As taxas de vacinação na Europa são ainda insuficientes para evitar novos surtos, apesar da boa evolução da pandemia de covid-19, advertiu esta quinta-feira o gabinete regional europeu da Organização Mundial da Saúde, que pediu que se mantenha a vigilância e as medidas de controlo sanitário.

"Embora tenhamos chegado longe, ainda não chegámos suficientemente longe. A cobertura das vacinas está longe de ser suficiente para proteger a região de novos surtos", disse o diretor da OMS-Europa, Hans Kluge, em conferência de imprensa.
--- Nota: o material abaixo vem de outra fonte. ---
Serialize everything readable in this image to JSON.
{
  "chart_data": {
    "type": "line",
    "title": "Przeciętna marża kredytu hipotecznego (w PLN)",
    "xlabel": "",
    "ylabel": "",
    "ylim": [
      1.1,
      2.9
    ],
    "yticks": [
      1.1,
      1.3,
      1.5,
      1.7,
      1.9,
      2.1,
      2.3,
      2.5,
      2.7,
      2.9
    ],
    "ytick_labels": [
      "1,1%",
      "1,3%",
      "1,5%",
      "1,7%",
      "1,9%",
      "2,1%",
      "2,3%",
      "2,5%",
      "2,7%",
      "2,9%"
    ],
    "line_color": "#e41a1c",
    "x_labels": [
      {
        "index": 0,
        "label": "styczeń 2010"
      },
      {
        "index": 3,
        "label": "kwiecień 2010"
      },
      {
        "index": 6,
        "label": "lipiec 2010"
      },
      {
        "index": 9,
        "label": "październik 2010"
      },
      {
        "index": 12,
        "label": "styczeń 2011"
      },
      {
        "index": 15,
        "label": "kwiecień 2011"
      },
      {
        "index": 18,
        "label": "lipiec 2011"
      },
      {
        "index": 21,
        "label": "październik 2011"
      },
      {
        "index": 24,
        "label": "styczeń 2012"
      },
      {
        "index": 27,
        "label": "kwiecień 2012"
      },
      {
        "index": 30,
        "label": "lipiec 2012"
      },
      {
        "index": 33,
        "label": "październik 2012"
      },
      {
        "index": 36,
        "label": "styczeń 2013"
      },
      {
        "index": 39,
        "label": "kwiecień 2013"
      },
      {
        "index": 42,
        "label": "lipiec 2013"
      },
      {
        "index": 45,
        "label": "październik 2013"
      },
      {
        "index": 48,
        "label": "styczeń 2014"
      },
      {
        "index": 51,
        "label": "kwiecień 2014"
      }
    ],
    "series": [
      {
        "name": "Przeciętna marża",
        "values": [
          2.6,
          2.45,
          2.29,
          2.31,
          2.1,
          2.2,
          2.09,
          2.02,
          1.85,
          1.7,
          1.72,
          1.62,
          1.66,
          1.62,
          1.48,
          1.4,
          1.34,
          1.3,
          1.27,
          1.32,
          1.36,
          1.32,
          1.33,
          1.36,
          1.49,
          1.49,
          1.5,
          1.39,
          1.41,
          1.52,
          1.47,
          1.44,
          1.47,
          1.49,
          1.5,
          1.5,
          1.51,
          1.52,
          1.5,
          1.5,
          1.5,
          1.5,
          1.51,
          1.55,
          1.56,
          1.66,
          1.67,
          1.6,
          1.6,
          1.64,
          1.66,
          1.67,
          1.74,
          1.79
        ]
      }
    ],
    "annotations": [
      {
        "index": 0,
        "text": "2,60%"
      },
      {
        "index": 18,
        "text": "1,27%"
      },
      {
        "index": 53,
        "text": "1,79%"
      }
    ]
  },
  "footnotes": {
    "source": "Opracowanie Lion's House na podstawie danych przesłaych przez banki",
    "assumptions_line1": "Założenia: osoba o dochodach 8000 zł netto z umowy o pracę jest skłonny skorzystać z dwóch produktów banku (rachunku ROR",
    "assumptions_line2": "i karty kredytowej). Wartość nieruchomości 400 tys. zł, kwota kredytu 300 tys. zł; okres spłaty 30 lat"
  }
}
Kluge salientou que 30% dos europeus receberam em média a primeira dose e 17% completaram o processo de vacinação, uma distância "considerável" para os desejados 80% de cobertura total.

Pelo segundo mês consecutivo, os casos, hospitalizações e mortes por covid-19 continuam a diminuir, com a deteção na semana passada de um quinto dos casos registados durante o pico da terceira vaga em abril, mas a transmissão comunitária continua a ser "ampla".

"Embora devamos reconhecer o progresso feito na maioria dos países da região, também devemos admitir que não estamos totalmente fora de perigo", ressaltou Kluge.

O chefe da OMS na Europa advertiu que a variante delta, identificada pela primeira vez na Índia, mais contagiosa e apresentou "escape imunológico", está cada vez mais presente.

"Devemo-nos apegar a medidas de proteção para suprimir o vírus. Deve ser assim, mesmo que os casos diminuam. Uma combinação de medidas públicas e vacinação, não uma ou outra, é a saída para esta pandemia", ressaltou.

Kluge falou também em não repetir os "erros" do verão passado, quando também houve uma queda acentuada dos contágios, e que pediu para quem optar por viajar que o faça "com responsabilidade".